On February 10, 1963, Yam Wing Wa was born in Hong Kong.

Her father is a civil engineer and her mother is a housewife.

According to Ren Yonghua’s account, neither of her parents guided her to pursue the path of science.

It was her curiosity about nature and her analytical nature that led her to science.

When she was in elementary school, she broke a thermometer and was amazed by how the mercury in the thermometer flowed and coalesced in her hand.

In middle school, she was greatly inspired by one of her middle school teachers.

Even though she was pregnant, the teacher still taught until the last moment.

Yam Wing-wa graduated from the Department of Chemistry of the University of Hong Kong in 1985 and received his PhD from the same school in 1988.

During her Ph.D., Ren Yonghua studied under Academician Zhi Zhiming, and she met her future husband in Zhi Zhiming’s research group.

During his PhD studies, Ren Yonghua was engaged in research on the oxidation chemistry of ruthenium metal.

After graduating with his PhD in 1988, Ren Yonghua obtained a junior teaching position in the newly established Department of Applied Science at City University of Hong Kong (then called City Polytechnic).

At that time, the scientific research facilities of the City Polytechnic were very poor. Ren Yonghua ordered the first batch of chemistry books for the university's library and the first batch of beakers and chemicals for the laboratory.

While at City Polytechnic, she was responsible for teaching undergraduates. Outside of teaching time, Ren Yonghua used the laboratory equipment of her doctoral supervisor, Professor Zhi Zhiming, to engage in scientific research.

During this period, she devoted herself to a new research direction - luminescence of metal complexes.

In 1990, Ren Yonghua transferred to his alma mater, the University of Hong Kong, to teach.

From the summer of 1991 to the summer of 1992, Ren Yonghua visited the research group of Nobel Prize winner Geoffrey Wilkinson at Imperial College London twice, where she began to turn to research on organometallic synthesis.

After returning to Hong Kong from London, Yam Yonghua began research on organometallic luminophores and prepared long-life cold-luminescent organometallics. The excited state lifetime is on the order of microseconds, which is longer than the excited state lifetime of green fluorescent protein and other fluorescent materials.

Promoted the development of organic light-emitting diodes (OLED).

In 1995, Ren Yonghua was promoted to senior lecturer, professor in 1997, chair professor in 1999, and department chair from 2000 to 2005.

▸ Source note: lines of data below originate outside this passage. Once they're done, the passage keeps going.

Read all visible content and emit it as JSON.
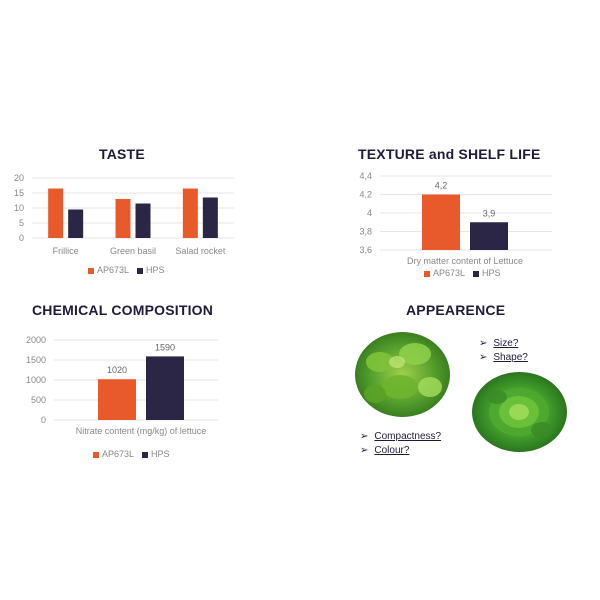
{
  "colors": {
    "ap": "#e85a2c",
    "hps": "#2b2646",
    "grid": "#e6e6e6"
  },
  "taste": {
    "title": "TASTE",
    "legend": [
      "AP673L",
      "HPS"
    ],
    "chart_data": {
      "type": "bar",
      "categories": [
        "Frillice",
        "Green basil",
        "Salad rocket"
      ],
      "series": [
        {
          "name": "AP673L",
          "values": [
            16.5,
            13,
            16.5
          ]
        },
        {
          "name": "HPS",
          "values": [
            9.5,
            11.5,
            13.5
          ]
        }
      ],
      "ylim": [
        0,
        20
      ],
      "yticks": [
        "0",
        "5",
        "10",
        "15",
        "20"
      ]
    }
  },
  "texture": {
    "title": "TEXTURE and SHELF LIFE",
    "legend": [
      "AP673L",
      "HPS"
    ],
    "chart_data": {
      "type": "bar",
      "categories": [
        "Dry matter content of Lettuce"
      ],
      "series": [
        {
          "name": "AP673L",
          "values": [
            4.2
          ]
        },
        {
          "name": "HPS",
          "values": [
            3.9
          ]
        }
      ],
      "data_labels": [
        "4,2",
        "3,9"
      ],
      "xlabel": "Dry matter content of Lettuce",
      "ylim": [
        3.6,
        4.4
      ],
      "yticks": [
        "3,6",
        "3,8",
        "4",
        "4,2",
        "4,4"
      ]
    }
  },
  "chemical": {
    "title": "CHEMICAL COMPOSITION",
    "legend": [
      "AP673L",
      "HPS"
    ],
    "chart_data": {
      "type": "bar",
      "categories": [
        "Nitrate content (mg/kg) of lettuce"
      ],
      "series": [
        {
          "name": "AP673L",
          "values": [
            1020
          ]
        },
        {
          "name": "HPS",
          "values": [
            1590
          ]
        }
      ],
      "data_labels": [
        "1020",
        "1590"
      ],
      "xlabel": "Nitrate content (mg/kg) of lettuce",
      "ylim": [
        0,
        2000
      ],
      "yticks": [
        "0",
        "500",
        "1000",
        "1500",
        "2000"
      ]
    }
  },
  "appearance": {
    "title": "APPEARENCE",
    "bullets_top": [
      "Size?",
      "Shape?"
    ],
    "bullets_bottom": [
      "Compactness?",
      "Colour?"
    ],
    "arrow_glyph": "➢"
  }
}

In 2001, Ren Yonghua began to serve as the Huang Qianheng Huang Qianli Endowed Professor (Chemistry and Energy). In 2007, he won the Fulbright Distinguished Scholar Award.

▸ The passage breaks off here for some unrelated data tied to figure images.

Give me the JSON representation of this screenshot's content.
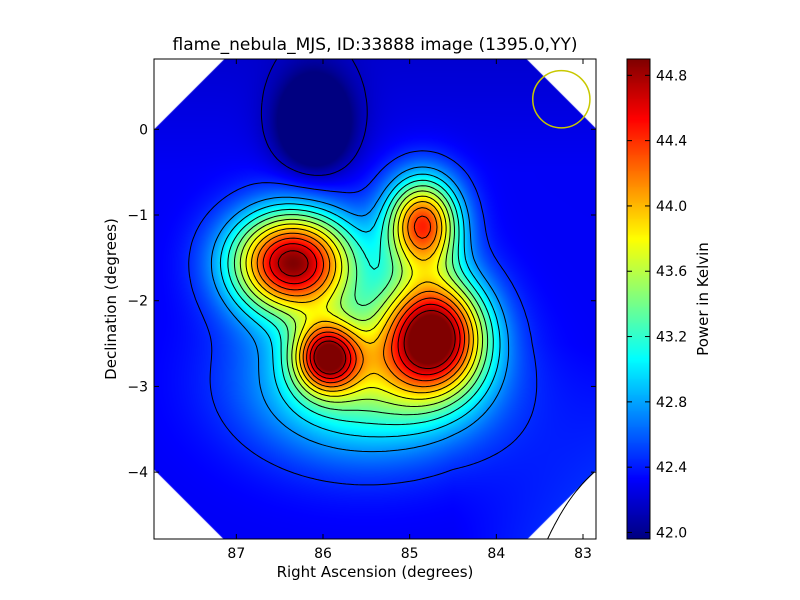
{
  "chart_data": {
    "type": "heatmap",
    "title": "flame_nebula_MJS, ID:33888 image (1395.0,YY)",
    "xlabel": "Right Ascension (degrees)",
    "ylabel": "Declination (degrees)",
    "xlim": [
      87.95,
      82.85
    ],
    "ylim": [
      -4.78,
      0.82
    ],
    "x_ticks": [
      87,
      86,
      85,
      84,
      83
    ],
    "x_tick_labels": [
      "87",
      "86",
      "85",
      "84",
      "83"
    ],
    "y_ticks": [
      0,
      -1,
      -2,
      -3,
      -4
    ],
    "y_tick_labels": [
      "0",
      "−1",
      "−2",
      "−3",
      "−4"
    ],
    "colorbar": {
      "label": "Power in Kelvin",
      "colormap": "jet",
      "range": [
        41.96,
        44.9
      ],
      "ticks": [
        42.0,
        42.4,
        42.8,
        43.2,
        43.6,
        44.0,
        44.4,
        44.8
      ],
      "tick_labels": [
        "42.0",
        "42.4",
        "42.8",
        "43.2",
        "43.6",
        "44.0",
        "44.4",
        "44.8"
      ]
    },
    "background_level": 42.3,
    "sources": [
      {
        "ra": 86.35,
        "dec": -1.55,
        "peak": 44.85,
        "sigma_ra": 0.5,
        "sigma_dec": 0.42
      },
      {
        "ra": 84.72,
        "dec": -2.38,
        "peak": 44.75,
        "sigma_ra": 0.42,
        "sigma_dec": 0.48
      },
      {
        "ra": 84.85,
        "dec": -1.1,
        "peak": 44.35,
        "sigma_ra": 0.3,
        "sigma_dec": 0.38
      },
      {
        "ra": 85.95,
        "dec": -2.65,
        "peak": 44.2,
        "sigma_ra": 0.26,
        "sigma_dec": 0.28
      },
      {
        "ra": 85.5,
        "dec": -2.95,
        "peak": 43.4,
        "sigma_ra": 0.9,
        "sigma_dec": 0.6
      },
      {
        "ra": 86.1,
        "dec": 0.05,
        "peak": 41.5,
        "sigma_ra": 0.3,
        "sigma_dec": 0.4
      }
    ],
    "contour_levels": [
      42.15,
      42.45,
      42.75,
      42.95,
      43.15,
      43.35,
      43.55,
      43.75,
      43.95,
      44.15,
      44.35,
      44.55,
      44.75
    ],
    "beam_marker": {
      "ra": 83.25,
      "dec": 0.35,
      "radius_deg": 0.33,
      "color": "#c8c800"
    },
    "coverage": "octagonal",
    "grid": false
  }
}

In 2001, Ren Yonghua was elected as an academician of the Chinese Academy of Sciences. At the age of 38, he was the youngest academician at the time.

Coincidentally, her doctoral supervisor Zhi Zhiming was also 38 years old when he was elected as an academician of the Chinese Academy of Sciences in 1995, making him the youngest academician in China at the time.

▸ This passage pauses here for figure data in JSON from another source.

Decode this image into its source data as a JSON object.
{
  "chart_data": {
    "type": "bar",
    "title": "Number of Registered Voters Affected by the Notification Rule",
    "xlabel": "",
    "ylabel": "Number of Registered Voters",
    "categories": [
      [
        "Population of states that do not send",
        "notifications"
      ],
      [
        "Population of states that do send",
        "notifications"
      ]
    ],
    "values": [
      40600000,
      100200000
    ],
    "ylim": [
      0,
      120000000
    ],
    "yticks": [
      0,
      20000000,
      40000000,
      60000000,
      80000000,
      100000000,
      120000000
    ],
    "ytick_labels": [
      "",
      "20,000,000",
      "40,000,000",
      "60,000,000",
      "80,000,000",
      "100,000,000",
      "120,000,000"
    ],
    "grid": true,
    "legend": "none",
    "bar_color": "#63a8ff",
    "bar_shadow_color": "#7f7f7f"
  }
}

In 2006, Ren Yonghua was elected as an academician of the Third World Academy of Sciences.

In 2012, he was elected as a foreign academician of the American Academy of Sciences.

In 2005, Ren Yonghua won the second prize of the National Natural Science Award of China for "Study on Molecular Design and Luminescent Properties of Transition Metal Alkynyl and Chalcogenium Cluster Complexes".

In 2011, she received the L’Oréal-UNESCO Prize for Women in Science “in recognition of her work on luminescent materials and innovative technologies for capturing solar energy.